The new PMPRB guidelines will go into effect in July, but only after removing some of the more stringent price control measures initially proposed.
In August of 2019, the Government of Canada approved the final amendments to the Patented Medicines Act, with the goal of giving the Patented Medicine Prices Review Board (PMPRB) the tools to reduce drug prices. Since then, the PMPRB published three versions of the guidelines that are meant to operationalize the amendments, with each new version reflecting changes based on public consultations (submissions were received from provincial payers, patient groups, and the pharmaceutical industry). The latest version published in October of 2020 was set to come into effect this January 1st but is again delayed until July 1st, 2021. While the goal of these guidelines was to significantly lower drug prices, the PMPRB ended up cutting back or removing some of its most stringent initial proposed regulations.
For instance, list prices of medicines approved before August 2019 and their line extensions will only be limited by the highest international price of the new basket (PMPRB11: Australia, Belgium, France, Germany, Italy, Japan, Netherlands, Norway, Spain, Sweden, UK) instead of the median which was initially proposed. PMPRB now estimates about 34% of these medicines will require a price decrease and overall expect a decline of the average list prices by 5%.
On the other hand, the amendments introduced for the first time the role of PMRPB in monitoring net prices. While initial guidelines sought to monitor this on a regular basis, after some legal challenges the latest guidelines state the maximum rebated price (MRP) will no longer be grounds for initiating an investigation; an investigation into a product’s list and average rebated price will only be triggered if the maximum list price is exceeded.
The MRP was introduced as an additional regulation for medications considered at “higher risk” of excessive pricing (determined as Category I products). However, the new guidelines have made it harder for medications to classify as Category I compared to the initial versions. Category I products are now defined as those with sales above $50M CAD (“high” market size, up from the $25M initially proposed) or a “high” yearly treatment cost (1.5x GDP per capita [~$90k CAD yearly cost]). Now, the “high cost” medications will also need to meet a $12M yearly sales threshold to be considered Category I. All other medicines are considered Category II and are not subject to a MRP.
Even the way the MRP is calculated has evolved, resulting in higher pharmacoeconomic thresholds than initially proposed. Assuming a cost-effectiveness report for a Category I product is available from one of the Canadian HTA bodies (e.g., CADTH or INESSS), the MRP is calculated based on value thresholds that range from $100K CAD/QALY to $200k CAD/QALY, depending on the “therapeutic criteria level”. It is still uncertain how the PMPRB will be determining the therapeutic criteria level and how much overlap there is with the previous “Scientific Review Process”. In the initial guidelines however, this threshold was fixed at $60k CAD/QALY, with a possible adjustment for therapies with a total prevalence of 1 in 2,000 across all indications, but this has since been removed. Also introduced in the final guidelines, after consultation, was the possibility to adjust the MRP downward or upward (all the way up to the MLP) depending on the revenue evolution.
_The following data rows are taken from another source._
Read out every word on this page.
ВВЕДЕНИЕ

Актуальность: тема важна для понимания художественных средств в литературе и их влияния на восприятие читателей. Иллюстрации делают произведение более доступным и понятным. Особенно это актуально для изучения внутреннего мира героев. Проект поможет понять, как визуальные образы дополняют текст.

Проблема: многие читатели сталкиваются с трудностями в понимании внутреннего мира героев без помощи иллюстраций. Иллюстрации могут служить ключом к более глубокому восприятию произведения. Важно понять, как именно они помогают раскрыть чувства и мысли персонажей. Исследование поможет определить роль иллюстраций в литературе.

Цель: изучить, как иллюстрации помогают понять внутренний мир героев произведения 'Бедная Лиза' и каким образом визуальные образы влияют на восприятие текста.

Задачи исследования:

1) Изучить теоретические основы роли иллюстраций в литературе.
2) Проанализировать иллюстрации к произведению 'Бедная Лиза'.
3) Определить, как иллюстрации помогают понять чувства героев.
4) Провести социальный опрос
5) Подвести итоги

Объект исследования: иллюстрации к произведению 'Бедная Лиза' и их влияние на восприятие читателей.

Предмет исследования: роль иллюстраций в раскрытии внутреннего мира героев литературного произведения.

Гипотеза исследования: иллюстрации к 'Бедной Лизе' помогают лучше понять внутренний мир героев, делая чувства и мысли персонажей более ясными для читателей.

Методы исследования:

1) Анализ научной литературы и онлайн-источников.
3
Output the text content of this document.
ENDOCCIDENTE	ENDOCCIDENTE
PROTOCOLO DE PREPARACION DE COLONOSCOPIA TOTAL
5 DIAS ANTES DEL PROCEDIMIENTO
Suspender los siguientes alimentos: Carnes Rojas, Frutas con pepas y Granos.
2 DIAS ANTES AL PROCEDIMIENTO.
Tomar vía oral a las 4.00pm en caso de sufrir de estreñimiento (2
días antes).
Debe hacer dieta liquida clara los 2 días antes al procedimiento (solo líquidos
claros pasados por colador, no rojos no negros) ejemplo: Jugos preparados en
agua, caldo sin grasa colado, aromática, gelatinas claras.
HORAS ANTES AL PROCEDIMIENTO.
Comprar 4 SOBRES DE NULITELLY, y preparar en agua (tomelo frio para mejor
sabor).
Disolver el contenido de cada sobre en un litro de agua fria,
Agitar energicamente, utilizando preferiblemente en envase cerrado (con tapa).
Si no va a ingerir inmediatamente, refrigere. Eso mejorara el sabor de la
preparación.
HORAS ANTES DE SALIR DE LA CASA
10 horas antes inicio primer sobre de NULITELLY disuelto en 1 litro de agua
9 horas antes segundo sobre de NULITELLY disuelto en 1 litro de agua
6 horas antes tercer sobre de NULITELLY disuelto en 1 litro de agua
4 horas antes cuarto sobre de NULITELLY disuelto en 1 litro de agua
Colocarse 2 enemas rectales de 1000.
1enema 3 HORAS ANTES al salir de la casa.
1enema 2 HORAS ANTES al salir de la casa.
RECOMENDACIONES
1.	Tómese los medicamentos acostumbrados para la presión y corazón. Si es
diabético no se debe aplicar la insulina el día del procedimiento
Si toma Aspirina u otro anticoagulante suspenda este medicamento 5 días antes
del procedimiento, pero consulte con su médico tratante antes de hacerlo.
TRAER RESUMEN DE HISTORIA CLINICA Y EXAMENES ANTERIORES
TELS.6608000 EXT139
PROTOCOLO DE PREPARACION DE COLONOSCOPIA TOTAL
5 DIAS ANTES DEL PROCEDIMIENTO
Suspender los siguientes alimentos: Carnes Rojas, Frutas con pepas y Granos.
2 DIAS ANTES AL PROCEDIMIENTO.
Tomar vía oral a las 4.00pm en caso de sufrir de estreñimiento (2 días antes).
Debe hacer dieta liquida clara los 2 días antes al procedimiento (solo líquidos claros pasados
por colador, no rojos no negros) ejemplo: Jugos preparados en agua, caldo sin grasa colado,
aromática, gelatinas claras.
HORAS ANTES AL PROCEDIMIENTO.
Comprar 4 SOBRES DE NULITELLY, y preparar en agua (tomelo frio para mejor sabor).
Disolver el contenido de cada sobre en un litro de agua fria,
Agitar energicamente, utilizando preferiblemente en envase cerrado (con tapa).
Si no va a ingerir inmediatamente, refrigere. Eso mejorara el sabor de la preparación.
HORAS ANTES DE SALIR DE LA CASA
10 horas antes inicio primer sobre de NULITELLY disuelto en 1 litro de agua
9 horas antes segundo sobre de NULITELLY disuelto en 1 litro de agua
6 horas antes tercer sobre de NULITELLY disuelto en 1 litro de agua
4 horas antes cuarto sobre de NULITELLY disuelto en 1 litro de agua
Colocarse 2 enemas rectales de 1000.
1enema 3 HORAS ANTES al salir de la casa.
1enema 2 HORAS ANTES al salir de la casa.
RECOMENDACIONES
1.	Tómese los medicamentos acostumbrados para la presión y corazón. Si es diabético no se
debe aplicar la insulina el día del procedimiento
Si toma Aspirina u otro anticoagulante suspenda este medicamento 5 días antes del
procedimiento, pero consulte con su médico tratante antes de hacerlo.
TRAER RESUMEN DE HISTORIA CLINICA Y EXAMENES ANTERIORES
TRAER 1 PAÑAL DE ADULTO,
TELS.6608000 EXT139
Although the PMPRB made a lot of concessions on their ambitious initial plan, new regulations are expected to have a meaningful impact on Canadian drug prices. The overall impact to Canadian expenditure on prescription drugs is expected to be gradual, however, as the largest impact is only to new molecular entities, and not existing marketed products. Overall the PMPRB expects potential savings estimated at $6.2B CAD over the next ten years, leading to important savings for the Canadian healthcare system.